The implication is that all tumors, not just metastasis, have to go
through different stages of evolution. THere is much other evidence to
support this. So if you really want to develop a method to pick up tumors
early while they are 1 mm or less in size (either new primary tumors or
metastases), you need to develop a method that doesn't depend on the the
presence of blood vessels (I gather for the Targesome method you need blood
vessels). So here's a strategy for a Targesome 2. Develop a Targesome that
is concentrated in dying cells. It is highly unusual in a normal body to
have many dying cells. There are always occassional dying cells in any
tissue. But it is very rare to have hotspots where many cells are dying. Of
course many people have previously tried to develop ways of imaging cancers
by imaging cells that are dividing quickly, but it is only in the last few
years that biologists have learned about the kind of cell death (called
apoptosis) that is going on in tumors and in neurodegenerative diseases.
ANd therefore there has been an explosion of recent information about the
molecules involved in this death process, which might suggest new methods of
imaging them. One obvious thing is that the dying cells have fragmenting
DNA, so indicators that bind to fragmenting DNA might be used, for instance.

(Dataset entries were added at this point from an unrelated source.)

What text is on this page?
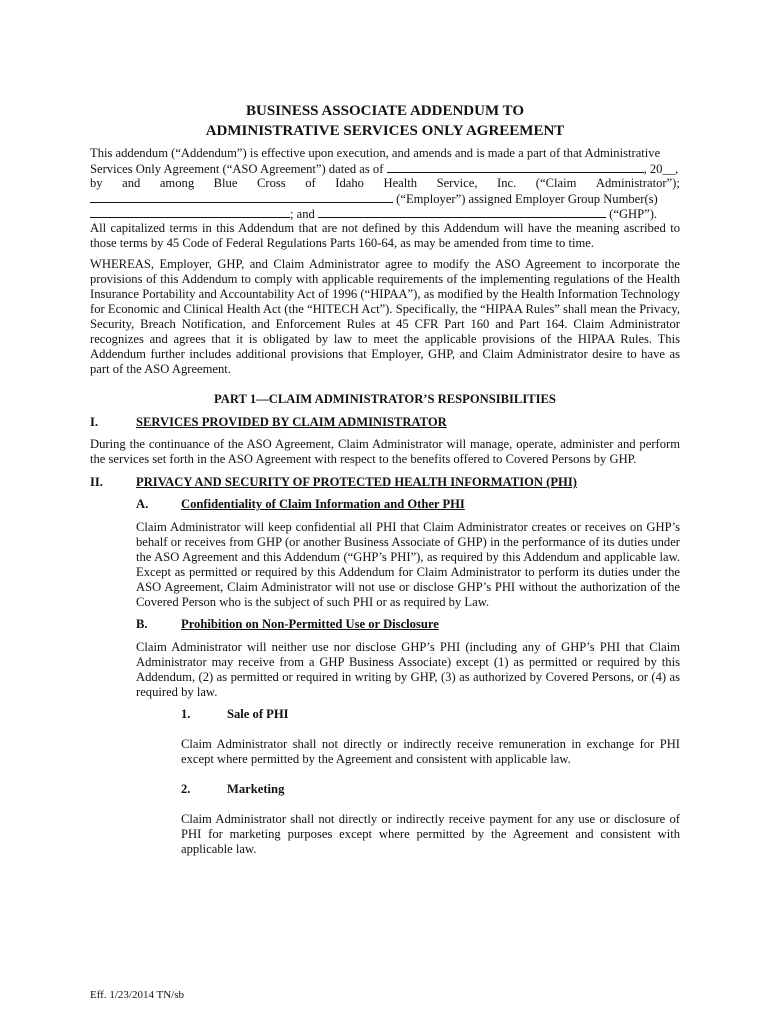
BUSINESS ASSOCIATE ADDENDUM TO
ADMINISTRATIVE SERVICES ONLY AGREEMENT
This addendum (“Addendum”) is effective upon execution, and amends and is made a part of that Administrative
Services Only Agreement (“ASO Agreement”) dated as of	, 20__,
by and among Blue Cross of Idaho Health Service, Inc. (“Claim Administrator”);
(“Employer”) assigned Employer Group Number(s)
; and	(“GHP”).
All capitalized terms in this Addendum that are not defined by this Addendum will have the meaning ascribed to those terms by 45 Code of Federal Regulations Parts 160-64, as may be amended from time to time.
WHEREAS, Employer, GHP, and Claim Administrator agree to modify the ASO Agreement to incorporate the provisions of this Addendum to comply with applicable requirements of the implementing regulations of the Health Insurance Portability and Accountability Act of 1996 (“HIPAA”), as modified by the Health Information Technology for Economic and Clinical Health Act (the “HITECH Act”). Specifically, the “HIPAA Rules” shall mean the Privacy, Security, Breach Notification, and Enforcement Rules at 45 CFR Part 160 and Part 164. Claim Administrator recognizes and agrees that it is obligated by law to meet the applicable provisions of the HIPAA Rules. This Addendum further includes additional provisions that Employer, GHP, and Claim Administrator desire to have as part of the ASO Agreement.
PART 1—CLAIM ADMINISTRATOR’S RESPONSIBILITIES
I.	SERVICES PROVIDED BY CLAIM ADMINISTRATOR
During the continuance of the ASO Agreement, Claim Administrator will manage, operate, administer and perform the services set forth in the ASO Agreement with respect to the benefits offered to Covered Persons by GHP.
II.	PRIVACY AND SECURITY OF PROTECTED HEALTH INFORMATION (PHI)
A.	Confidentiality of Claim Information and Other PHI
Claim Administrator will keep confidential all PHI that Claim Administrator creates or receives on GHP’s behalf or receives from GHP (or another Business Associate of GHP) in the performance of its duties under the ASO Agreement and this Addendum (“GHP’s PHI”), as required by this Addendum and applicable law. Except as permitted or required by this Addendum for Claim Administrator to perform its duties under the ASO Agreement, Claim Administrator will not use or disclose GHP’s PHI without the authorization of the Covered Person who is the subject of such PHI or as required by Law.
B.	Prohibition on Non-Permitted Use or Disclosure
Claim Administrator will neither use nor disclose GHP’s PHI (including any of GHP’s PHI that Claim Administrator may receive from a GHP Business Associate) except (1) as permitted or required by this Addendum, (2) as permitted or required in writing by GHP, (3) as authorized by Covered Persons, or (4) as required by law.
1.	Sale of PHI
Claim Administrator shall not directly or indirectly receive remuneration in exchange for PHI except where permitted by the Agreement and consistent with applicable law.
2.	Marketing
Claim Administrator shall not directly or indirectly receive payment for any use or disclosure of PHI for marketing purposes except where permitted by the Agreement and consistent with applicable law.
Eff. 1/23/2014 TN/sb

Being able to detect tumors before they vascularize is a really important
issue. Because small tumors may be sitting in your body (in fact people
think they are) for years and years at the 1 mm unvascularized stage. But
once they mutate to the point that they can vascularize, they grow
exponentially and double in size daily so--you can do the math--annual
targesome exams could miss most of them. (Something thats kind of scary
though, is that it seems possible that if you could develop such a method,
you might find that all of us have lots of 1 mm unvascularlized tumors.)

Note that the Targesome group had already thought of this, but this e-mail is a good explanation of why this may be important (there is still some debate on this). Also, using Targesome, you can detect endothelial, not interstitial (cancer) apoptosis. There is no observation that pre-angiogenic cancers cause endothelial apoptosis. If these cancers themselves undergo apoptosis, they can't detect it because it is not intravascular.